The U.S. Department of Education says the homeschooling rate in the country is double what it was in 1999, jumping from 1.7 percent to 3.4 percent.
A survey conducted by the education department’s National Center for Education Statistics (NCES) finds an increase in the percentage of students of ages 5-17 who are homeschooled. In 1999, the estimated number of homeschoolers was 850,000. By 2012, the estimate was 1.8 million.
Data from the survey show that nine of ten homeschooling parents say concern about the environment in schools was an important reason for their decision to homeschool (91 percent). Other reasons considered important in the decision included “a desire to provide moral instruction,” at 77 percent; “dissatisfaction with academic instruction at other schools,” at 74 percent; and “a desire to provide religious instruction,” at 64 percent.
Homeschooling parents’ education level ranged from high school graduate (23 percent) to graduate degree (18 percent). Students whose parents had a high school diploma or higher education levels had homeschooling rates of 2.2 to 2.5, compared to those whose parents had less than high school education and had a homeschooling rate of 0.4 percent.
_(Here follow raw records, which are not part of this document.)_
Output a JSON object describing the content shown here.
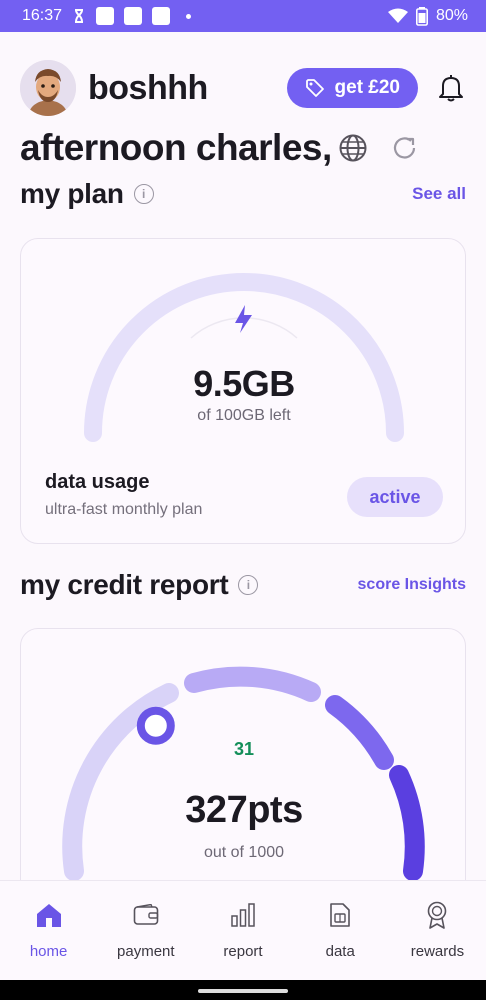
{
  "status_bar": {
    "time": "16:37",
    "battery": "80%"
  },
  "header": {
    "brand": "boshhh",
    "promo_label": "get £20"
  },
  "greeting": "afternoon charles,",
  "plan_section": {
    "title": "my plan",
    "link": "See all",
    "gauge": {
      "value": "9.5GB",
      "caption": "of 100GB left",
      "remaining_fraction": 0.095
    },
    "name": "data usage",
    "description": "ultra-fast monthly plan",
    "status": "active"
  },
  "credit_section": {
    "title": "my credit report",
    "link": "score Insights",
    "score_change": "31",
    "score": "327pts",
    "score_caption": "out of 1000",
    "score_fraction": 0.327
  },
  "bottom_nav": {
    "items": [
      {
        "label": "home",
        "icon": "home-icon"
      },
      {
        "label": "payment",
        "icon": "wallet-icon"
      },
      {
        "label": "report",
        "icon": "bar-chart-icon"
      },
      {
        "label": "data",
        "icon": "sim-card-icon"
      },
      {
        "label": "rewards",
        "icon": "award-icon"
      }
    ]
  },
  "colors": {
    "accent": "#7360f2",
    "accent_dark": "#5a3fe0",
    "positive": "#148f5a",
    "gauge_track": "#e5e0fa"
  }
}
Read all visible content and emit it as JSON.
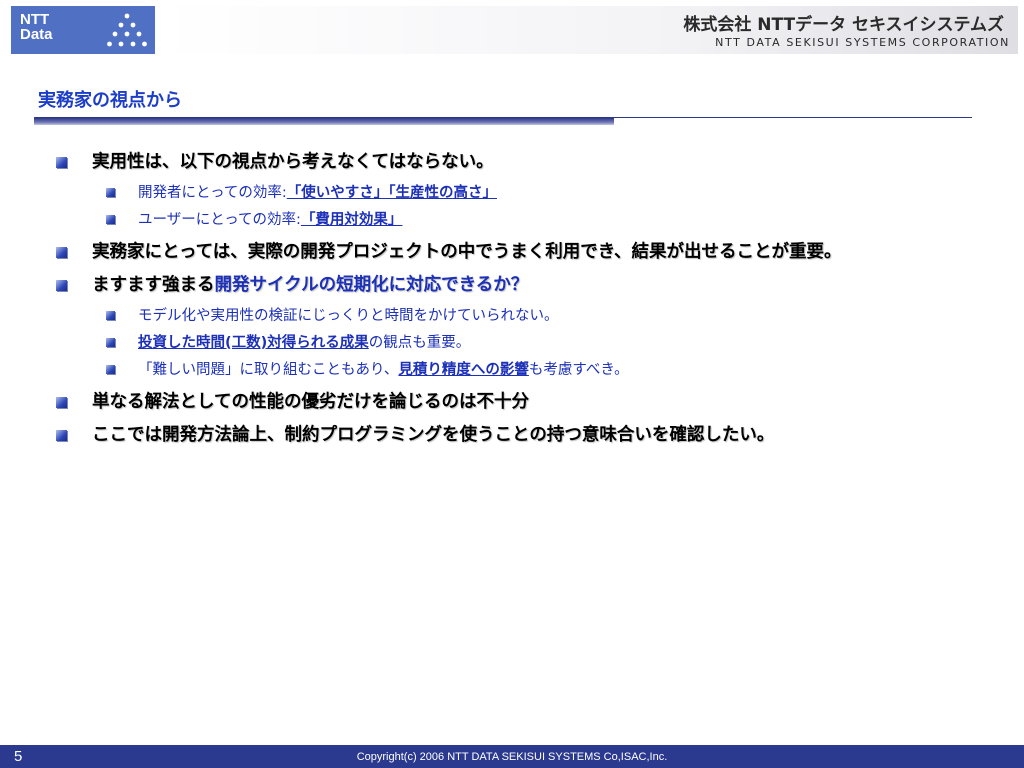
{
  "header": {
    "logo_text": "NTT Data",
    "logo_icon": "pyramid-dots-icon",
    "company_name_jp": "株式会社 NTTデータ セキスイシステムズ",
    "company_name_en": "NTT DATA SEKISUI SYSTEMS CORPORATION"
  },
  "slide": {
    "title": "実務家の視点から",
    "bullets": [
      {
        "text": "実用性は、以下の視点から考えなくてはならない。",
        "children": [
          {
            "pre": "開発者にとっての効率:",
            "em": "「使いやすさ」「生産性の高さ」",
            "post": ""
          },
          {
            "pre": "ユーザーにとっての効率:",
            "em": "「費用対効果」",
            "post": ""
          }
        ]
      },
      {
        "text": "実務家にとっては、実際の開発プロジェクトの中でうまく利用でき、結果が出せることが重要。"
      },
      {
        "pre": "ますます強まる",
        "em": "開発サイクルの短期化に対応できるか？",
        "children": [
          {
            "pre": "モデル化や実用性の検証にじっくりと時間をかけていられない。",
            "em": "",
            "post": ""
          },
          {
            "pre": "",
            "em": "投資した時間(工数)対得られる成果",
            "post": "の観点も重要。"
          },
          {
            "pre": "「難しい問題」に取り組むこともあり、",
            "em": "見積り精度への影響",
            "post": "も考慮すべき。"
          }
        ]
      },
      {
        "text": "単なる解法としての性能の優劣だけを論じるのは不十分"
      },
      {
        "text": "ここでは開発方法論上、制約プログラミングを使うことの持つ意味合いを確認したい。"
      }
    ]
  },
  "footer": {
    "page_number": "5",
    "copyright": "Copyright(c) 2006 NTT DATA SEKISUI SYSTEMS Co,ISAC,Inc."
  },
  "colors": {
    "accent_blue": "#1c30b8",
    "footer_bar": "#2b3a8f",
    "logo_bg": "#5070c4"
  }
}
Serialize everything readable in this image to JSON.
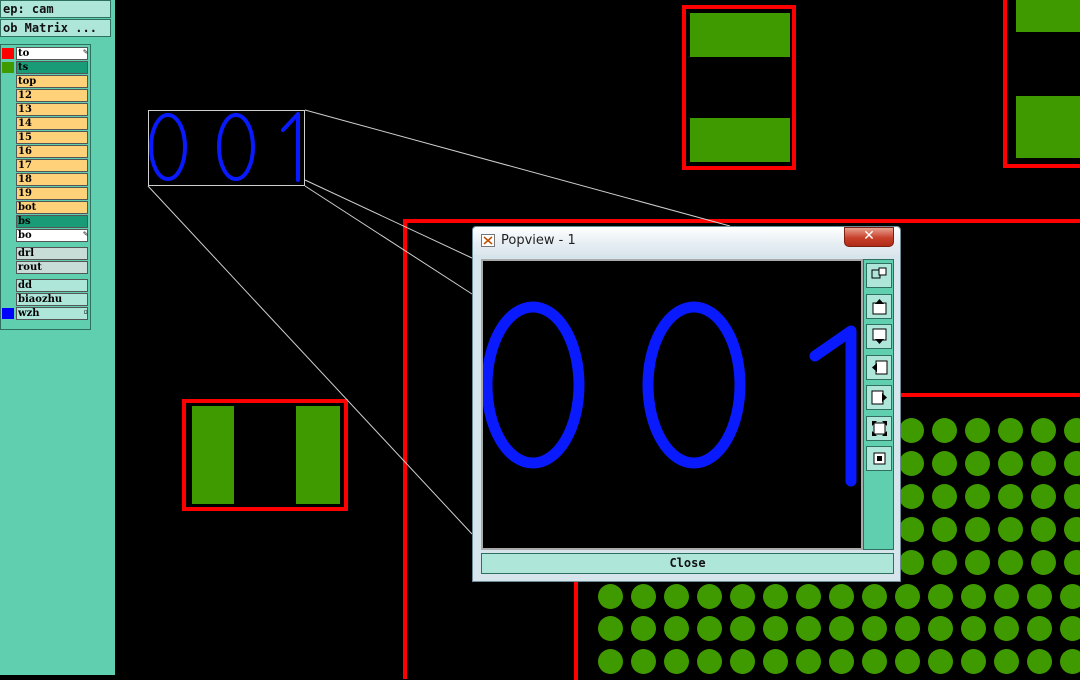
{
  "left_panel": {
    "step_label": "ep: cam",
    "job_matrix_label": "ob Matrix ...",
    "layers": [
      {
        "name": "to",
        "swatch": "#ff0000",
        "bg": "#ffffff",
        "mark": "✎"
      },
      {
        "name": "ts",
        "swatch": "#3f9a00",
        "bg": "#1a9b78",
        "mark": ""
      },
      {
        "name": "top",
        "swatch": "",
        "bg": "#ffd27a",
        "mark": ""
      },
      {
        "name": "12",
        "swatch": "",
        "bg": "#ffd27a",
        "mark": ""
      },
      {
        "name": "13",
        "swatch": "",
        "bg": "#ffd27a",
        "mark": ""
      },
      {
        "name": "14",
        "swatch": "",
        "bg": "#ffd27a",
        "mark": ""
      },
      {
        "name": "15",
        "swatch": "",
        "bg": "#ffd27a",
        "mark": ""
      },
      {
        "name": "16",
        "swatch": "",
        "bg": "#ffd27a",
        "mark": ""
      },
      {
        "name": "17",
        "swatch": "",
        "bg": "#ffd27a",
        "mark": ""
      },
      {
        "name": "18",
        "swatch": "",
        "bg": "#ffd27a",
        "mark": ""
      },
      {
        "name": "19",
        "swatch": "",
        "bg": "#ffd27a",
        "mark": ""
      },
      {
        "name": "bot",
        "swatch": "",
        "bg": "#ffd27a",
        "mark": ""
      },
      {
        "name": "bs",
        "swatch": "",
        "bg": "#1a9b78",
        "mark": ""
      },
      {
        "name": "bo",
        "swatch": "",
        "bg": "#ffffff",
        "mark": "✎"
      },
      {
        "name": "drl",
        "swatch": "",
        "bg": "#c8dcd8",
        "mark": ""
      },
      {
        "name": "rout",
        "swatch": "",
        "bg": "#c8dcd8",
        "mark": ""
      },
      {
        "name": "dd",
        "swatch": "",
        "bg": "#aee6da",
        "mark": ""
      },
      {
        "name": "biaozhu",
        "swatch": "",
        "bg": "#aee6da",
        "mark": ""
      },
      {
        "name": "wzh",
        "swatch": "#0000ff",
        "bg": "#aee6da",
        "mark": "▫"
      }
    ]
  },
  "canvas": {
    "magnified_text": "001",
    "text_color": "#0a1aff"
  },
  "popview": {
    "title": "Popview - 1",
    "close_x": "✕",
    "close_button_label": "Close",
    "zoomed_text": "001",
    "tools": [
      "zoom-window-icon",
      "zoom-in-icon",
      "zoom-out-icon",
      "pan-left-icon",
      "pan-right-icon",
      "fit-screen-icon",
      "home-view-icon"
    ]
  },
  "colors": {
    "panel": "#5fcfb0",
    "outline_red": "#ff0000",
    "pad_green": "#3f9a00",
    "text_blue": "#0a1aff"
  }
}
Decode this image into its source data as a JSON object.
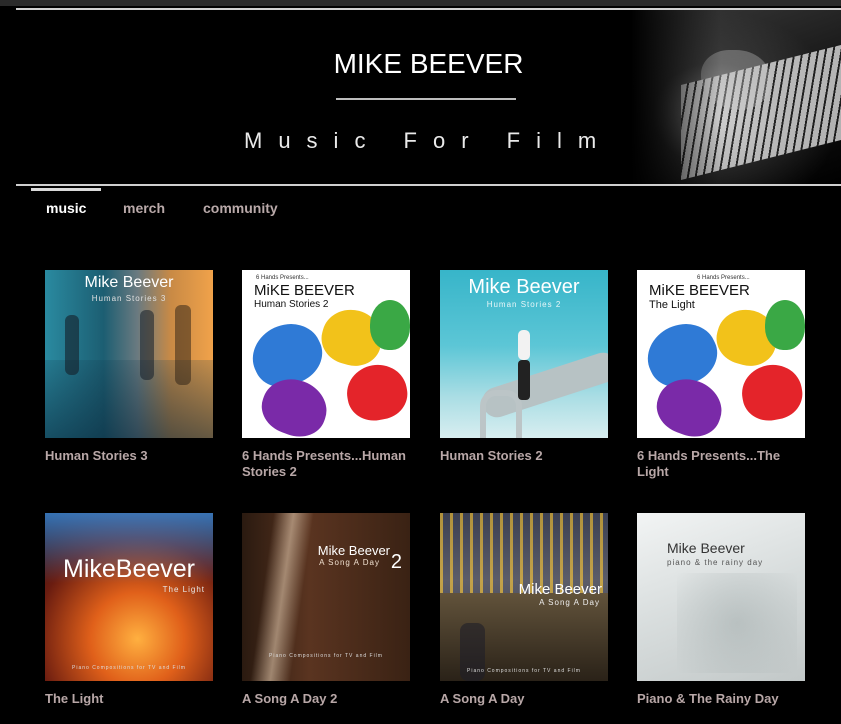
{
  "header": {
    "title": "MIKE BEEVER",
    "subtitle": "Music For Film"
  },
  "nav": {
    "tabs": [
      {
        "label": "music",
        "active": true
      },
      {
        "label": "merch",
        "active": false
      },
      {
        "label": "community",
        "active": false
      }
    ]
  },
  "albums": [
    {
      "title": "Human Stories 3",
      "cover": {
        "artist": "Mike Beever",
        "subtitle": "Human Stories 3",
        "presents": ""
      }
    },
    {
      "title": "6 Hands Presents...Human Stories 2",
      "cover": {
        "artist": "MiKE BEEVER",
        "subtitle": "Human Stories 2",
        "presents": "6 Hands Presents..."
      }
    },
    {
      "title": "Human Stories 2",
      "cover": {
        "artist": "Mike Beever",
        "subtitle": "Human Stories 2",
        "presents": ""
      }
    },
    {
      "title": "6 Hands Presents...The Light",
      "cover": {
        "artist": "MiKE BEEVER",
        "subtitle": "The Light",
        "presents": "6 Hands Presents..."
      }
    },
    {
      "title": "The Light",
      "cover": {
        "artist": "MikeBeever",
        "subtitle": "The Light",
        "footer": "Piano Compositions for TV and Film"
      }
    },
    {
      "title": "A Song A Day 2",
      "cover": {
        "artist": "Mike Beever",
        "subtitle": "A Song A Day",
        "number": "2",
        "footer": "Piano Compositions for TV and Film"
      }
    },
    {
      "title": "A Song A Day",
      "cover": {
        "artist": "Mike Beever",
        "subtitle": "A Song A Day",
        "footer": "Piano Compositions for TV and Film"
      }
    },
    {
      "title": "Piano & The Rainy Day",
      "cover": {
        "artist": "Mike Beever",
        "subtitle": "piano & the rainy day"
      }
    }
  ]
}
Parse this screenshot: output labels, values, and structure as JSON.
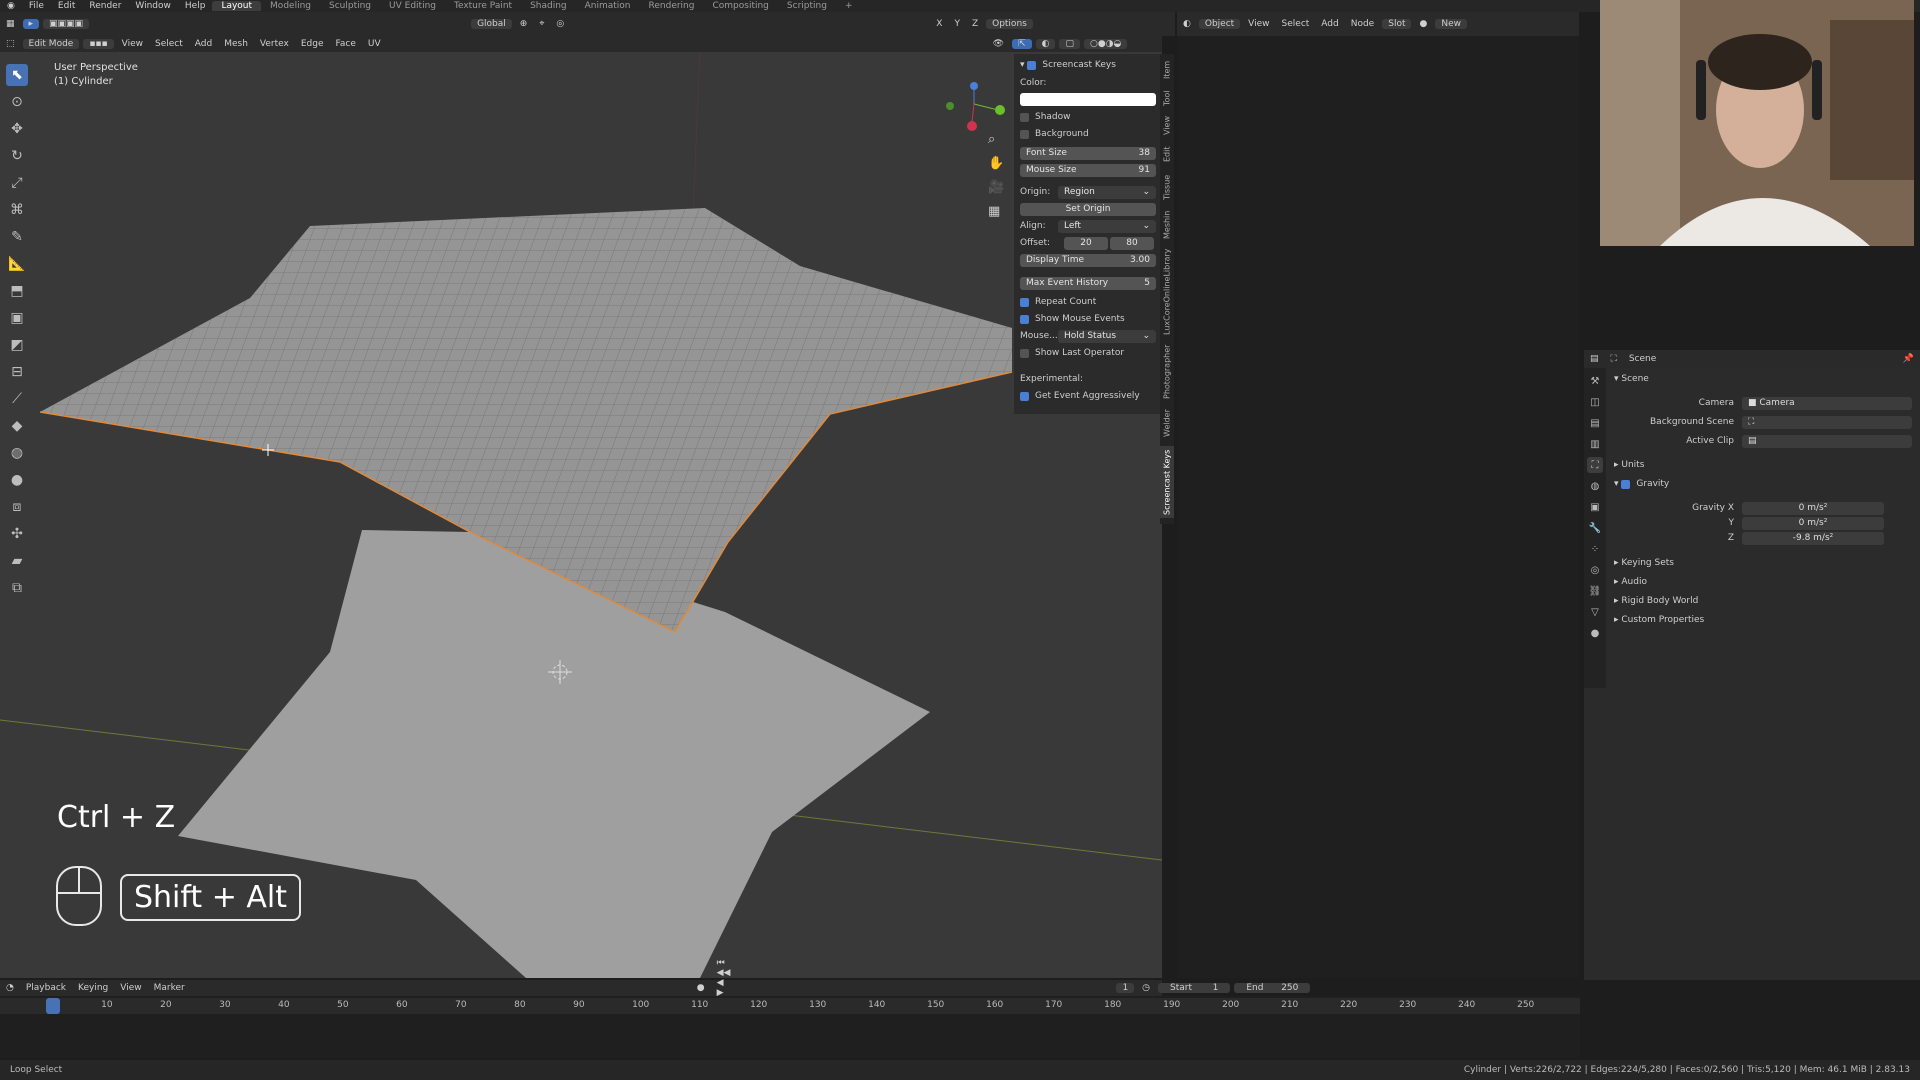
{
  "topbar": {
    "menus": [
      "File",
      "Edit",
      "Render",
      "Window",
      "Help"
    ],
    "workspaces": [
      "Layout",
      "Modeling",
      "Sculpting",
      "UV Editing",
      "Texture Paint",
      "Shading",
      "Animation",
      "Rendering",
      "Compositing",
      "Scripting"
    ],
    "active_workspace": "Layout",
    "add_tab": "+"
  },
  "header": {
    "transform_orientation": "Global",
    "options_label": "Options",
    "axes": [
      "X",
      "Y",
      "Z"
    ]
  },
  "viewport_header": {
    "mode": "Edit Mode",
    "menus": [
      "View",
      "Select",
      "Add",
      "Mesh",
      "Vertex",
      "Edge",
      "Face",
      "UV"
    ]
  },
  "viewport": {
    "perspective": "User Perspective",
    "object": "(1) Cylinder"
  },
  "screencast": {
    "key1": "Ctrl + Z",
    "key2": "Shift + Alt"
  },
  "npanel": {
    "title": "Screencast Keys",
    "color_label": "Color:",
    "shadow": "Shadow",
    "background": "Background",
    "font_size_label": "Font Size",
    "font_size": "38",
    "mouse_size_label": "Mouse Size",
    "mouse_size": "91",
    "origin_label": "Origin:",
    "origin_value": "Region",
    "set_origin": "Set Origin",
    "align_label": "Align:",
    "align_value": "Left",
    "offset_label": "Offset:",
    "offset_x": "20",
    "offset_y": "80",
    "display_time_label": "Display Time",
    "display_time": "3.00",
    "max_event_label": "Max Event History",
    "max_event": "5",
    "repeat_count": "Repeat Count",
    "show_mouse_events": "Show Mouse Events",
    "mouse_label": "Mouse...",
    "mouse_value": "Hold Status",
    "show_last_operator": "Show Last Operator",
    "experimental": "Experimental:",
    "get_event": "Get Event Aggressively",
    "tabs": [
      "Item",
      "Tool",
      "View",
      "Edit",
      "Tissue",
      "Meshin",
      "LuxCoreOnlineLibrary",
      "Photographer",
      "Welder",
      "Screencast Keys"
    ]
  },
  "node_header": {
    "object_label": "Object",
    "menus": [
      "View",
      "Select",
      "Add",
      "Node"
    ],
    "slot": "Slot",
    "new_label": "New"
  },
  "properties": {
    "scene_name": "Scene",
    "section_scene": "Scene",
    "camera_label": "Camera",
    "camera_value": "Camera",
    "background_scene": "Background Scene",
    "active_clip": "Active Clip",
    "units": "Units",
    "gravity": "Gravity",
    "gravity_x_label": "Gravity X",
    "gravity_x": "0 m/s²",
    "gravity_y_label": "Y",
    "gravity_y": "0 m/s²",
    "gravity_z_label": "Z",
    "gravity_z": "-9.8 m/s²",
    "keying_sets": "Keying Sets",
    "audio": "Audio",
    "rigid_body": "Rigid Body World",
    "custom_props": "Custom Properties"
  },
  "timeline": {
    "menus": [
      "Playback",
      "Keying",
      "View",
      "Marker"
    ],
    "current_frame": "1",
    "start_label": "Start",
    "start": "1",
    "end_label": "End",
    "end": "250",
    "ticks": [
      "1",
      "10",
      "20",
      "30",
      "40",
      "50",
      "60",
      "70",
      "80",
      "90",
      "100",
      "110",
      "120",
      "130",
      "140",
      "150",
      "160",
      "170",
      "180",
      "190",
      "200",
      "210",
      "220",
      "230",
      "240",
      "250"
    ]
  },
  "statusbar": {
    "left": "Loop Select",
    "right": "Cylinder | Verts:226/2,722 | Edges:224/5,280 | Faces:0/2,560 | Tris:5,120 | Mem: 46.1 MiB | 2.83.13"
  },
  "colors": {
    "accent": "#4772b3",
    "mesh_face": "#9e9e9e",
    "selected_edge": "#e08a3c"
  }
}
Parents who homeschooled their children in 2012 said they mostly used non-retail websites, homeschooling catalogs, their local libraries, and bookstores as sources of curriculum. The least cited resource for teaching at home was curricula provided by public or private schools.
Students in rural areas of the country were homeschooled at the highest rate – 3.6 percent – while the rate for those in suburban areas was 1.6 percent, and for those in cities 1.5 percent.
According to the report, white students were homeschooled at a rate of 3.3 percent, while black students had a rate of 0.7 percent and Hispanic and Asian students both had homeschooling rates of 0.6 percent.
Among middle-school level homeschooled students, 35 percent took online courses as part of their curriculum, while 34 percent of high school-level and 11 percent of elementary-level students did the same.